By Joseph Wapelhorst, Staff Writer
There’s a lot of attention in the business world on online creators, whose aspirations are being challenged by both predatory corporations and their own lack of preparation to be able to succeed.
“Creators create,” said Danielle Wiley, founder and CEO of Sway Group, an influencer marketing agency. “They’re making content and then sharing it with the world.”
Creators include professional YouTubers with millions of followers and filming studios, TikTok stars who perform dances on the platform in the bedroom, or comedic Instagram meme pages which create visual content in an app on their phone. The common link is independent digital content created on a semi regular to frequent basis most often with a theme or brand attached.
These content themes or creator brands – combined with large digital followings – lend themselves to digital advertisements to primarily young audiences. This is something that every company is finding increasingly desirable. A beauty YouTuber’s offhand mention of their dog’s food brand or their deliberate commentary on a makeup brand could spur a business to contact the creator through direct messages (DM’s), email, or texts.

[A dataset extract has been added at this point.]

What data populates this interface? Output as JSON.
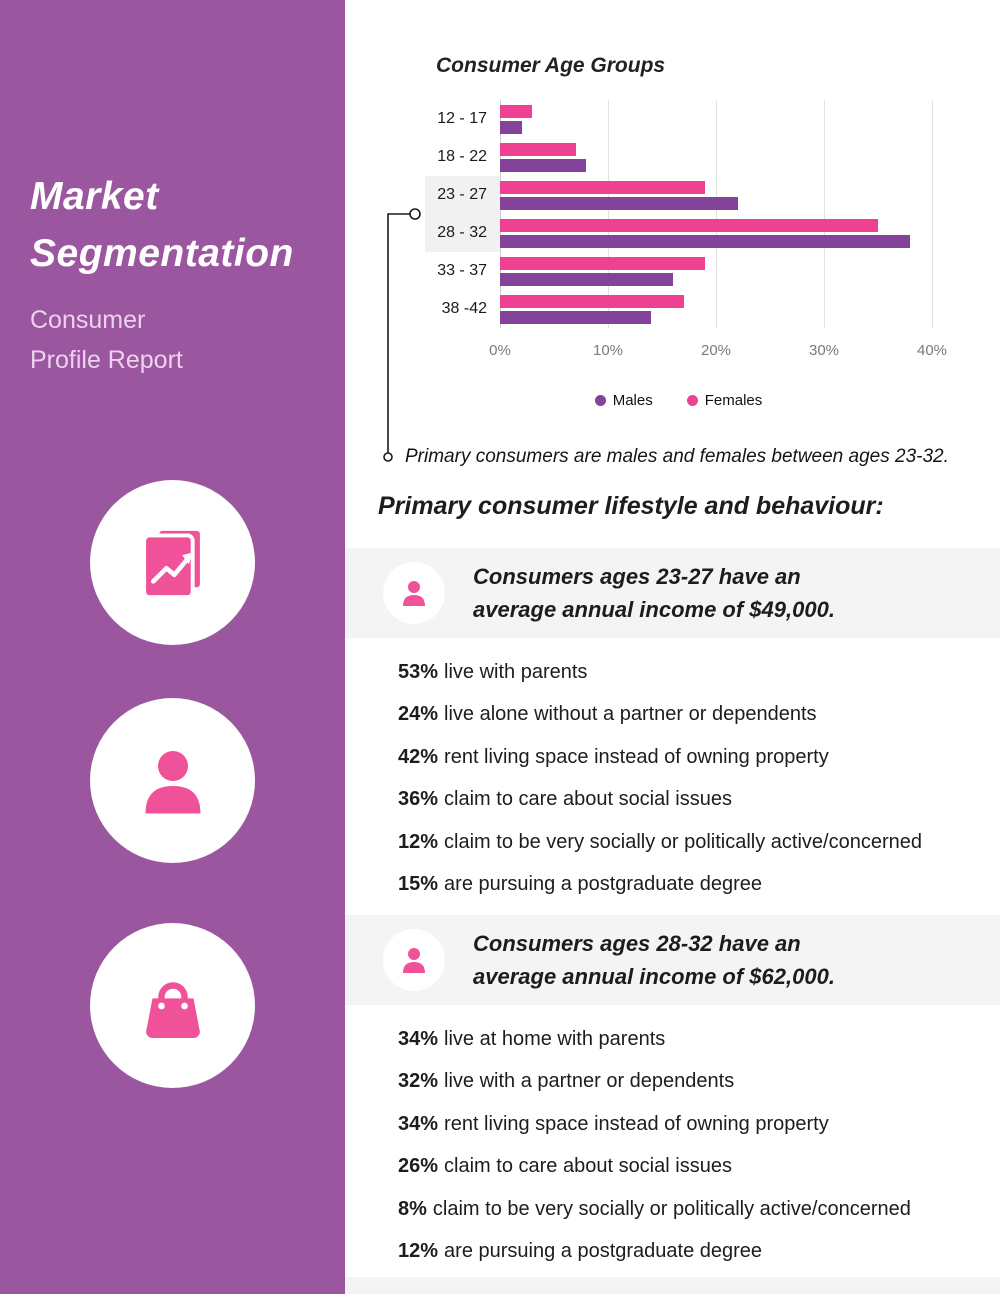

Then, they try to set up a deal in which their product is plugged, often with a prepared script or message given to the creator for some – or no – compensation. The compensation, if there is compensation, can include cash, products, or simply exposure. For creators looking to grow their audience, these deals can be very attractive – but many of them have begun to raise alarms on predatory practices.
Here, having a contract is important. It is obvious that a written offer in an email or even a DM will have some value for a creator looking to ensure they are not cheated out of compensation. Having a written – instead of a verbal – agreement with clearly defined terms is essential for anyone exchanging services for some form of compensation. A writing is also critical in establishing timelines for those exchanges.
But it is the “blind” way that creators are forced to evaluate these offers without full knowledge of a company’s resources, their own value as an advertiser/creator, and an idea of rates/compensation offered to other creators that is the “big” problem.
A small “revolution” has occurred. Creators have almost reinvented the “unions for the digital age” by establishing platforms and online communities where information on brand deals, from payment, to requests about the general quality of a working relationship, can be shared among them. These can help creators to compare rates offered each another, avoid predatory offers and seek out deals that could best benefit them. While it has not solved the “big problem” facing creators, it has given them a starting point for negotiation in deciding the terms of a deal.
The core of any contract, of course, are its terms. Creators and all those seeking to enter even the most commonplace transactions in or out of the corporate sphere need to understand the terms of their agreement. Negotiation is how those terms are decided and thus the opportunity for creators (or anyone) to assert their value and make their demands. The rules of negotiating are rather simple: know your goal (particularly regarding compensation), define your obligation (positively and negatively), and balance your power with the other side.
Knowing your goal means understanding what you are asking for as compensation and how it compares to others in a similar situation. It also means understanding how this particular agreement will fit into your plans, be they personal or professional. Defining obligations positively means knowing what your “business partner” expects of you. For example, how many videos will a YouTuber have to make? What will the content be? Defining the obligation negatively means understanding what you should not do and what you don’t need to do. In the same example, it might mean the YouTuber must not mention a competing brand’s product for the terms of the arrangement, but they don’t need to show themselves using the product.
Finally, balancing power with the “business partner” means that the terms of the agreement or contract gives both equal power when it comes to enforcement, nullification, penalties and term renegotiation. But it also means that for online creators, they are not “in the dark” about their rights and responsibilities. Knowing your value is critical to creating a balance of power in the contract and ensuring proper business practices. And as always, be sure to get it in writing.
Staff Writer Joey Wapelhorst is a recent graduate of Fordham University where he studied Political Science and Accounting with a focus on Constitutional Law and American Government. He begins Georgetown Law School in the Fall.